Tecnicamente, a far scattare i rischi più concreti di dissesto sono 99 milioni di euro di disavanzi accumulati tra 2004 e 2006, che il Comune non è stato in grado di ripianare integralmente entro i due anni di tempo concessi dalla legge. Ma al di là dei tecnicismi, il buco nei conti comunali si rivela una voragine da 357 milioni di euro secondo i calcoli degli stessi tecnici comunali, a cui si aggiungono quasi 600 milioni di euro di mutui che portano il rosso catanese a sfiorare la cifra record del miliardo di euro. Per correre ai ripari il Comune nei mesi scorsi ha tentato una serie di operazioni che non hanno retto la prova sul campo. La dismissione di un primo pacchetto di immobili a favore di Catania Risorse, la spa interamente comunale costruita appositamente nel 2006, è stata stoppata dall'Economia che nel portafoglio di immobili da destinare alla società ha trovato anche beni demaniali e del patrimonio indisponibile dello Stato. Superato questo primo, enorme, ostacolo, un altro problema insormontabile è stato rappresentato dalla ricerca dei finanziatori che avrebbero dovuto garantire al Comune il pagamento degli immobili conferiti. Risultata vana la ricerca, il municipio ha provato ad accertare "convenzionalmente" i fondi, vincolando all'effettivo arrivo dei finanziamenti la definizione dell'entrata, ma Corte dei conti e Ragioneria generale hanno acceso il semaforo rosso a questa operazione di finanza creativa.
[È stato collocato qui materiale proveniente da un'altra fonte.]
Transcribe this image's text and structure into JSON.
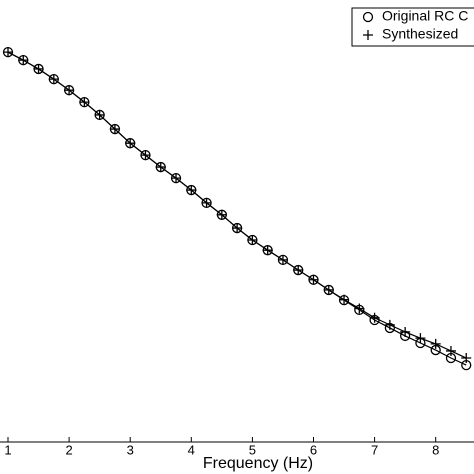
{
  "chart_data": {
    "type": "line",
    "x_label": "Frequency (Hz)",
    "x": [
      1,
      1.25,
      1.5,
      1.75,
      2,
      2.25,
      2.5,
      2.75,
      3,
      3.25,
      3.5,
      3.75,
      4,
      4.25,
      4.5,
      4.75,
      5,
      5.25,
      5.5,
      5.75,
      6,
      6.25,
      6.5,
      6.75,
      7,
      7.25,
      7.5,
      7.75,
      8,
      8.25,
      8.5
    ],
    "series": [
      {
        "name": "Original RC C",
        "color": "#000000",
        "marker": "circle",
        "values": [
          0.882,
          0.864,
          0.844,
          0.821,
          0.796,
          0.769,
          0.74,
          0.708,
          0.676,
          0.649,
          0.622,
          0.597,
          0.57,
          0.541,
          0.514,
          0.484,
          0.457,
          0.434,
          0.412,
          0.389,
          0.367,
          0.344,
          0.321,
          0.299,
          0.276,
          0.258,
          0.24,
          0.224,
          0.208,
          0.19,
          0.174
        ]
      },
      {
        "name": "Synthesized",
        "color": "#000000",
        "marker": "plus",
        "values": [
          0.882,
          0.864,
          0.844,
          0.821,
          0.796,
          0.769,
          0.74,
          0.708,
          0.676,
          0.649,
          0.622,
          0.597,
          0.57,
          0.541,
          0.514,
          0.484,
          0.457,
          0.434,
          0.412,
          0.389,
          0.367,
          0.344,
          0.322,
          0.302,
          0.281,
          0.265,
          0.249,
          0.235,
          0.222,
          0.206,
          0.19
        ]
      }
    ],
    "xlim": [
      0.869,
      8.627
    ],
    "xticks": [
      1,
      2,
      3,
      4,
      5,
      6,
      7,
      8
    ],
    "ylim": [
      0,
      1
    ]
  }
}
Nei giorni scorsi, con una delibera Cipe e con il successivo decreto salvabilanci (il 154/2008, pubblicato sulla Gazzetta Ufficiale 235 del 7 ottobre scorso), il Governo ha stanziato un assegno straordinario di 140 milioni per far uscire dalle secche i conti catanesi. Ma la dotazione finanziaria, che pure è consistente ed ha avviato una polemica infuocata e bipartisan nei Comuni del centro-nord, è poco più di una boccata d'ossigeno per i conti della seconda città della Sicilia, nono Comune italiano per dimensioni. Lo sa bene lo stesso sindaco Raffaele Stancanelli, succeduto a Scapagnini alla guida della città, che nelle scorse settimane aveva chiesto al Governo 200 milioni perché il Comune potesse sopravvivere e ha presentato un piano in più punti per riportare in vita le finanze comunali. Tra le contromosse annunciate da Stancanelli c'è il commissariamento di tutte le partecipate comunali, che per ripianare le loro perdite hanno presentato al Comune un conto da 119 milioni. "Le partecipate - ha ribadito Stancanelli senza ricorrere a giri di parole - sono la vera vergogna di Catania. È uno scandalo che siano in perdita settori come le utility, che in tutto il resto d'Italia macinano utili".